Seungmin, omzuna astığı çantayla gülüşerek arkadaşlarıyla konuşurken fakültenin bahçesinde gördüğü tanıdık arabayla kaşlarını çattı. Arkadaşları ona hamburgerciye gelip gelmeyeceğini sorduğunda karşısında güneş gözlüklerini çıkararak kendisine doğru yürüyen sevgilisini görünce gülümseyerek onları reddetti.
Dört genç gideceklerken Seungmin'in sır gibi sakladığı sevgilisinin fakültede olduğunu anlayınca durup genci süzmüş ve yakıştıklarına dair bir şeyler söylemişlerdi. Seungmin omzundaki çantanın sapına daha kuvvetli asılıp koşarak Chan'a ulaştığında Chan gülümseyerek sevgilisine sarılıp dudaklarını öptü.
"Bu kadar mutlu olacağını bilseydim daha önceden gelirdim."
"Ben, seni gördüğüm her an mutlu oluyorum." Seungmin sevgilisine sıkıca sarılırken Chan gülerek elindeki gözlüğü sevgilisine takıp elinden tutarak arabaya ilerledi.
"Arkadaşlarını reddettin ama, bana ayıracak vaktin var mı?"
"Senin için reddettim onları. Nereye gidiyoruz?" Seungmin yerine yerleşip kemerini taktıktan sonra gözlüğü sahibine geri verdi. Chan, gözlüğü takıp kemerini bağlayarak arabayı çalıştırdı. Aynalardan takip ederek arabayı geri geri fakülteden çıkarırken konuştu.

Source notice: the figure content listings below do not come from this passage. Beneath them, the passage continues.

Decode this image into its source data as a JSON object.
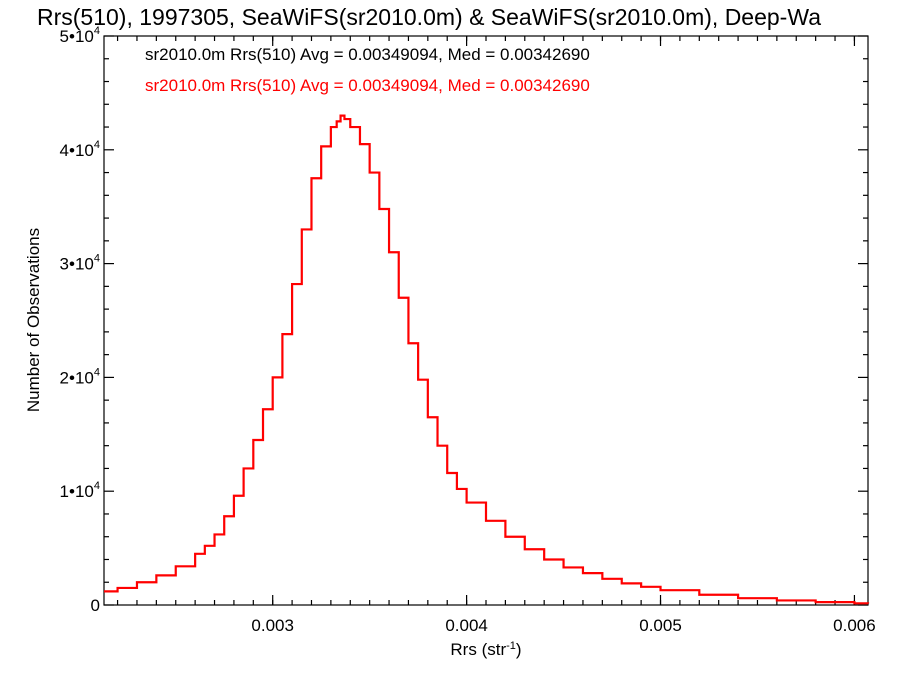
{
  "chart_data": {
    "type": "line",
    "title": "Rrs(510), 1997305, SeaWiFS(sr2010.0m) & SeaWiFS(sr2010.0m), Deep-Wa",
    "xlabel": "Rrs (str",
    "xlabel_exponent": "-1",
    "xlabel_suffix": ")",
    "ylabel": "Number of Observations",
    "xlim": [
      0.00213,
      0.00607
    ],
    "ylim": [
      0,
      50000
    ],
    "xticks": [
      {
        "value": 0.003,
        "label": "0.003"
      },
      {
        "value": 0.004,
        "label": "0.004"
      },
      {
        "value": 0.005,
        "label": "0.005"
      },
      {
        "value": 0.006,
        "label": "0.006"
      }
    ],
    "yticks": [
      {
        "value": 0,
        "mant": "0",
        "exp": ""
      },
      {
        "value": 10000,
        "mant": "1•10",
        "exp": "4"
      },
      {
        "value": 20000,
        "mant": "2•10",
        "exp": "4"
      },
      {
        "value": 30000,
        "mant": "3•10",
        "exp": "4"
      },
      {
        "value": 40000,
        "mant": "4•10",
        "exp": "4"
      },
      {
        "value": 50000,
        "mant": "5•10",
        "exp": "4"
      }
    ],
    "annotations": [
      {
        "text": "sr2010.0m Rrs(510) Avg = 0.00349094, Med = 0.00342690",
        "color": "#000000"
      },
      {
        "text": "sr2010.0m Rrs(510) Avg = 0.00349094, Med = 0.00342690",
        "color": "#ff0000"
      }
    ],
    "series": [
      {
        "color": "#ff0000",
        "step": true,
        "x": [
          0.00213,
          0.0022,
          0.0023,
          0.0024,
          0.0025,
          0.0026,
          0.00265,
          0.0027,
          0.00275,
          0.0028,
          0.00285,
          0.0029,
          0.00295,
          0.003,
          0.00305,
          0.0031,
          0.00315,
          0.0032,
          0.00325,
          0.0033,
          0.00333,
          0.00335,
          0.00337,
          0.0034,
          0.00345,
          0.0035,
          0.00355,
          0.0036,
          0.00365,
          0.0037,
          0.00375,
          0.0038,
          0.00385,
          0.0039,
          0.00395,
          0.004,
          0.0041,
          0.0042,
          0.0043,
          0.0044,
          0.0045,
          0.0046,
          0.0047,
          0.0048,
          0.0049,
          0.005,
          0.0052,
          0.0054,
          0.0056,
          0.0058,
          0.006,
          0.00607
        ],
        "y": [
          1200,
          1500,
          2000,
          2600,
          3400,
          4500,
          5200,
          6200,
          7800,
          9600,
          12000,
          14500,
          17200,
          20000,
          23800,
          28200,
          33000,
          37500,
          40300,
          42000,
          42500,
          43000,
          42700,
          42000,
          40500,
          38000,
          34800,
          31000,
          27000,
          23000,
          19800,
          16500,
          14000,
          11600,
          10200,
          9000,
          7400,
          6000,
          4900,
          4000,
          3300,
          2800,
          2300,
          1900,
          1600,
          1300,
          900,
          600,
          400,
          250,
          150,
          120
        ]
      }
    ]
  }
}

"Hyunjin bir restoranda masa ayırtmış. Aile yemeği yemeye gidiyoruz." Seungmin gülümseyerek sevgilisine baktı.
"Güzel bir aileyiz."
"Öyleyiz." Chan arabanın vitesini değiştireceği sırada Seungmin hızlı davranıp elini vites başlığına koyduğunda Chan elini hissedene kadar fark etmemiş, fark ettiğinde başını çevirip baktıktan sonra gülerek vitesi değiştirmişti.
"Sen ve retro flört sevgin."
"Sen de seviyorsun."
"Ben, senin sevdiğin şeyleri sen seviyorsun diye seviyorum."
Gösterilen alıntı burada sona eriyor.